NEW YORK (AP) – Is U.S. Rep. Charles Rangel at it again?
The lawmaker who urged Hillary Rodham Clinton to run for Senate in 2000 suggested on Sunday that the former first lady might want to return to the White House. “You may remember that I encouraged you to seek elective office,” Rangel told Clinton during an awards ceremony in Harlem. “And I guess it’s too early to say it, but it ain’t over yet.”
Rangel spoke at Clinton’s fifth annual African American Heritage Celebration, at which she presented awards to civic leaders including Paul T. Williams Jr., president of 100 Black Men of America Inc., and Robert Carmona, president of STRIVE National, a job readiness program.
The event in the basement gym of the new Harlem Children’s Zone headquarters also included the presentation of $25,000 checks to four organizations that are working to fight AIDS in the black community by John Dempsey, the president of MAC Cosmetics.
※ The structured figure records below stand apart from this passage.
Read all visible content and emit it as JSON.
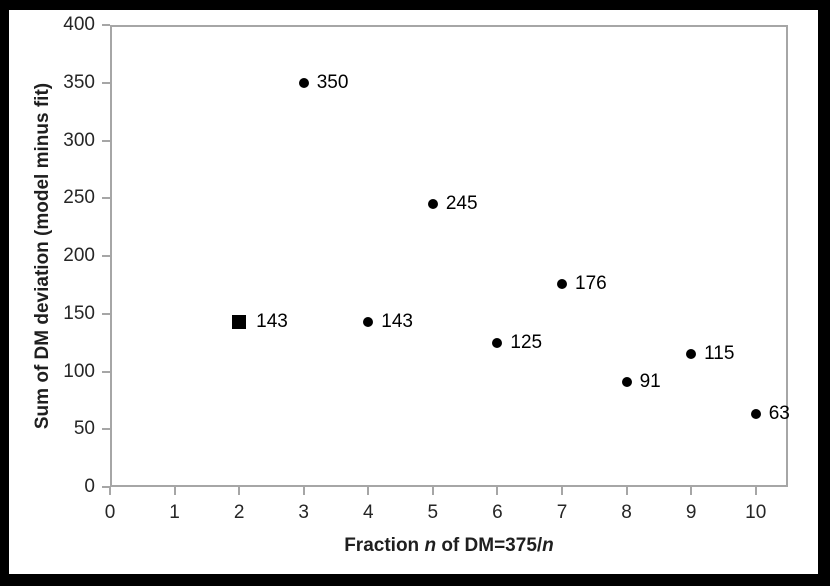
{
  "figure": {
    "background": "#ffffff",
    "border_color": "#000000",
    "axis_line_color": "#a6a6a6",
    "marker_color": "#000000",
    "text_color": "#262626"
  },
  "chart_data": {
    "type": "scatter",
    "title": "",
    "ylabel": "Sum of DM deviation (model minus fit)",
    "xlabel_plain": "Fraction n of DM=375/n",
    "xlabel_segments": [
      {
        "text": "Fraction ",
        "italic": false
      },
      {
        "text": "n",
        "italic": true
      },
      {
        "text": " of DM=375/",
        "italic": false
      },
      {
        "text": "n",
        "italic": true
      }
    ],
    "xlim": [
      0,
      10.5
    ],
    "ylim": [
      0,
      400
    ],
    "x_ticks": [
      0,
      1,
      2,
      3,
      4,
      5,
      6,
      7,
      8,
      9,
      10
    ],
    "y_ticks": [
      0,
      50,
      100,
      150,
      200,
      250,
      300,
      350,
      400
    ],
    "grid": false,
    "legend": "none",
    "points": [
      {
        "x": 2,
        "y": 143,
        "label": "143",
        "marker": "square"
      },
      {
        "x": 3,
        "y": 350,
        "label": "350",
        "marker": "circle"
      },
      {
        "x": 4,
        "y": 143,
        "label": "143",
        "marker": "circle"
      },
      {
        "x": 5,
        "y": 245,
        "label": "245",
        "marker": "circle"
      },
      {
        "x": 6,
        "y": 125,
        "label": "125",
        "marker": "circle"
      },
      {
        "x": 7,
        "y": 176,
        "label": "176",
        "marker": "circle"
      },
      {
        "x": 8,
        "y": 91,
        "label": "91",
        "marker": "circle"
      },
      {
        "x": 9,
        "y": 115,
        "label": "115",
        "marker": "circle"
      },
      {
        "x": 10,
        "y": 63,
        "label": "63",
        "marker": "circle"
      }
    ]
  }
}
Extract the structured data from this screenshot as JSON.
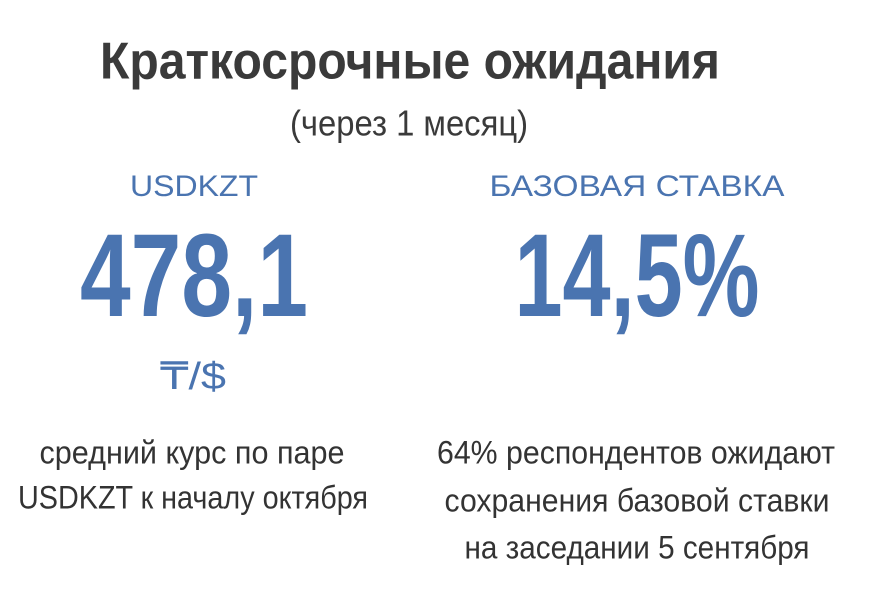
{
  "header": {
    "title": "Краткосрочные ожидания",
    "subtitle": "(через 1 месяц)"
  },
  "cards": [
    {
      "label": "USDKZT",
      "value": "478,1",
      "unit": "₸/$",
      "description": [
        "средний курс по паре",
        "USDKZT к началу октября"
      ]
    },
    {
      "label": "БАЗОВАЯ СТАВКА",
      "value": "14,5%",
      "description": [
        "64% респондентов ожидают",
        "сохранения базовой ставки",
        "на заседании 5 сентября"
      ]
    }
  ]
}
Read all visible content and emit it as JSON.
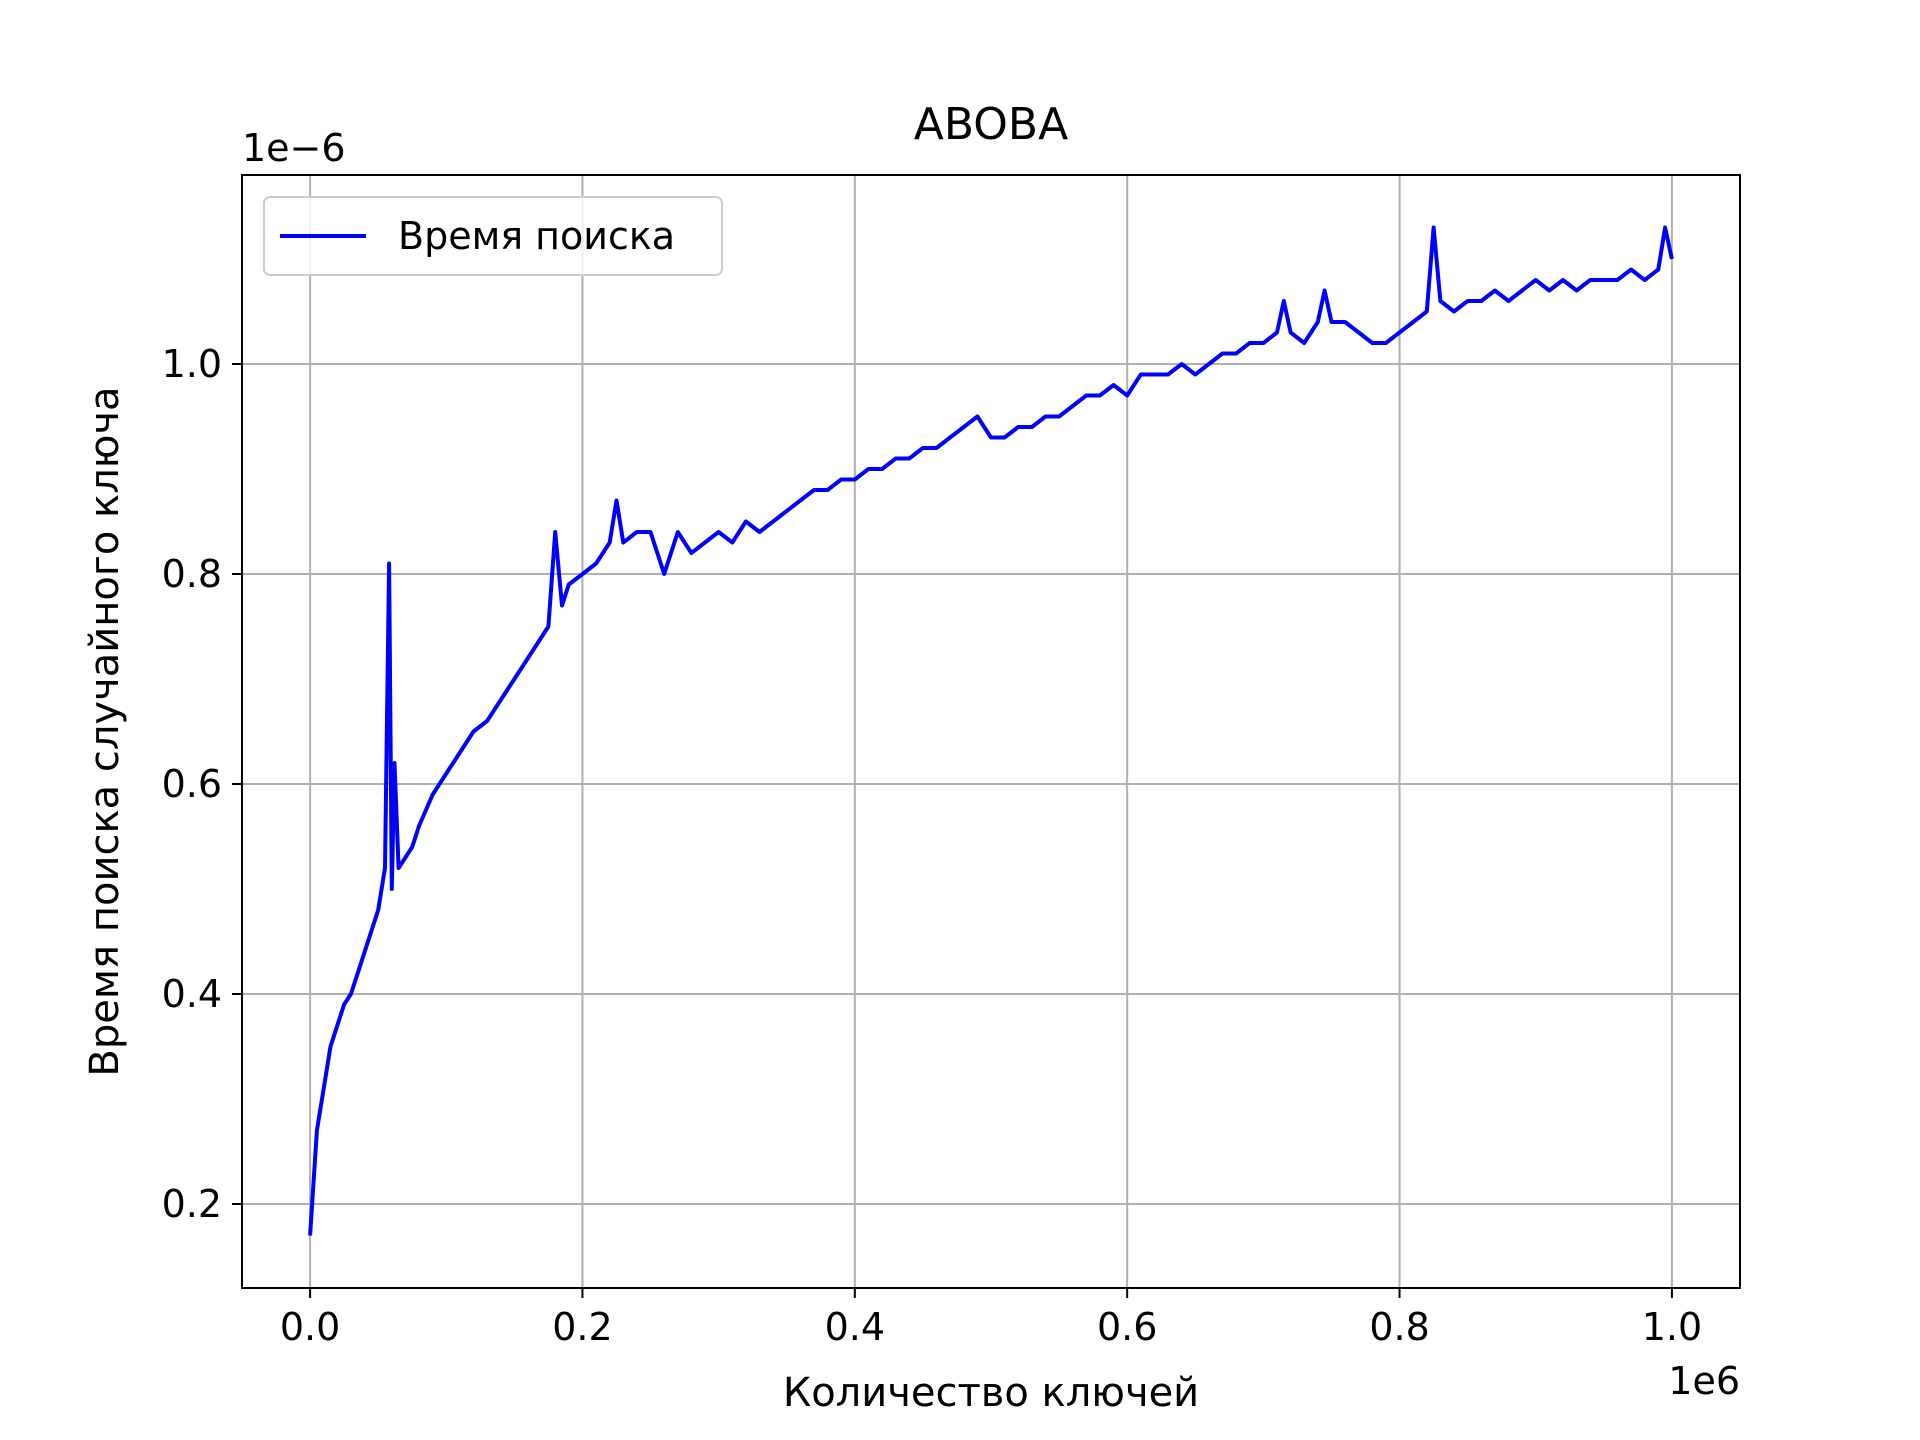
{
  "chart_data": {
    "type": "line",
    "title": "ABOBA",
    "xlabel": "Количество ключей",
    "ylabel": "Время поиска случайного ключа",
    "x_offset_label": "1e6",
    "y_offset_label": "1e−6",
    "xlim": [
      -50000,
      1050000
    ],
    "ylim": [
      1.2e-07,
      1.18e-06
    ],
    "x_ticks": [
      0,
      200000,
      400000,
      600000,
      800000,
      1000000
    ],
    "x_tick_labels": [
      "0.0",
      "0.2",
      "0.4",
      "0.6",
      "0.8",
      "1.0"
    ],
    "y_ticks": [
      2e-07,
      4e-07,
      6e-07,
      8e-07,
      1e-06
    ],
    "y_tick_labels": [
      "0.2",
      "0.4",
      "0.6",
      "0.8",
      "1.0"
    ],
    "grid": true,
    "legend_position": "upper-left",
    "series": [
      {
        "name": "Время поиска",
        "color": "#0000ff",
        "x": [
          0,
          5000,
          10000,
          15000,
          20000,
          25000,
          30000,
          35000,
          40000,
          45000,
          50000,
          55000,
          58000,
          60000,
          62000,
          65000,
          70000,
          75000,
          80000,
          90000,
          100000,
          110000,
          120000,
          130000,
          140000,
          150000,
          160000,
          170000,
          175000,
          180000,
          185000,
          190000,
          200000,
          210000,
          220000,
          225000,
          230000,
          240000,
          250000,
          260000,
          270000,
          280000,
          290000,
          300000,
          310000,
          320000,
          330000,
          340000,
          350000,
          360000,
          370000,
          380000,
          390000,
          400000,
          410000,
          420000,
          430000,
          440000,
          450000,
          460000,
          470000,
          480000,
          490000,
          500000,
          510000,
          520000,
          530000,
          540000,
          550000,
          560000,
          570000,
          580000,
          590000,
          600000,
          610000,
          620000,
          630000,
          640000,
          650000,
          660000,
          670000,
          680000,
          690000,
          700000,
          710000,
          715000,
          720000,
          730000,
          740000,
          745000,
          750000,
          760000,
          770000,
          780000,
          790000,
          800000,
          810000,
          820000,
          825000,
          830000,
          840000,
          850000,
          860000,
          870000,
          880000,
          890000,
          900000,
          910000,
          920000,
          930000,
          940000,
          950000,
          960000,
          970000,
          980000,
          990000,
          995000,
          1000000
        ],
        "y": [
          1.7e-07,
          2.7e-07,
          3.1e-07,
          3.5e-07,
          3.7e-07,
          3.9e-07,
          4e-07,
          4.2e-07,
          4.4e-07,
          4.6e-07,
          4.8e-07,
          5.2e-07,
          8.1e-07,
          5e-07,
          6.2e-07,
          5.2e-07,
          5.3e-07,
          5.4e-07,
          5.6e-07,
          5.9e-07,
          6.1e-07,
          6.3e-07,
          6.5e-07,
          6.6e-07,
          6.8e-07,
          7e-07,
          7.2e-07,
          7.4e-07,
          7.5e-07,
          8.4e-07,
          7.7e-07,
          7.9e-07,
          8e-07,
          8.1e-07,
          8.3e-07,
          8.7e-07,
          8.3e-07,
          8.4e-07,
          8.4e-07,
          8e-07,
          8.4e-07,
          8.2e-07,
          8.3e-07,
          8.4e-07,
          8.3e-07,
          8.5e-07,
          8.4e-07,
          8.5e-07,
          8.6e-07,
          8.7e-07,
          8.8e-07,
          8.8e-07,
          8.9e-07,
          8.9e-07,
          9e-07,
          9e-07,
          9.1e-07,
          9.1e-07,
          9.2e-07,
          9.2e-07,
          9.3e-07,
          9.4e-07,
          9.5e-07,
          9.3e-07,
          9.3e-07,
          9.4e-07,
          9.4e-07,
          9.5e-07,
          9.5e-07,
          9.6e-07,
          9.7e-07,
          9.7e-07,
          9.8e-07,
          9.7e-07,
          9.9e-07,
          9.9e-07,
          9.9e-07,
          1e-06,
          9.9e-07,
          1e-06,
          1.01e-06,
          1.01e-06,
          1.02e-06,
          1.02e-06,
          1.03e-06,
          1.06e-06,
          1.03e-06,
          1.02e-06,
          1.04e-06,
          1.07e-06,
          1.04e-06,
          1.04e-06,
          1.03e-06,
          1.02e-06,
          1.02e-06,
          1.03e-06,
          1.04e-06,
          1.05e-06,
          1.13e-06,
          1.06e-06,
          1.05e-06,
          1.06e-06,
          1.06e-06,
          1.07e-06,
          1.06e-06,
          1.07e-06,
          1.08e-06,
          1.07e-06,
          1.08e-06,
          1.07e-06,
          1.08e-06,
          1.08e-06,
          1.08e-06,
          1.09e-06,
          1.08e-06,
          1.09e-06,
          1.13e-06,
          1.1e-06
        ]
      }
    ]
  }
}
Monday is National Black HIV/AIDS Awareness Day.
Clinton said some HIV/AIDS groups are growing in the United States, particularly black women.
“African-American women are very hard hit by HIV-AIDS,” she said. “From the year 2000 until 2003, the rate of infections among African-American females was 19 times the rate of white females.”
Clinton added, “Part of this is still, let’s be honest, a veil of secrecy, a failure to let people know that you’re a carrier of this disease, and many women unfortunately are infected by the men in their lives. And so we have to change attitudes as well as provide treatment and education.”
Clinton, who faces a re-election campaign for Senate in 2006, is on many short lists of Democrats who could head the party’s presidential ticket in 2008.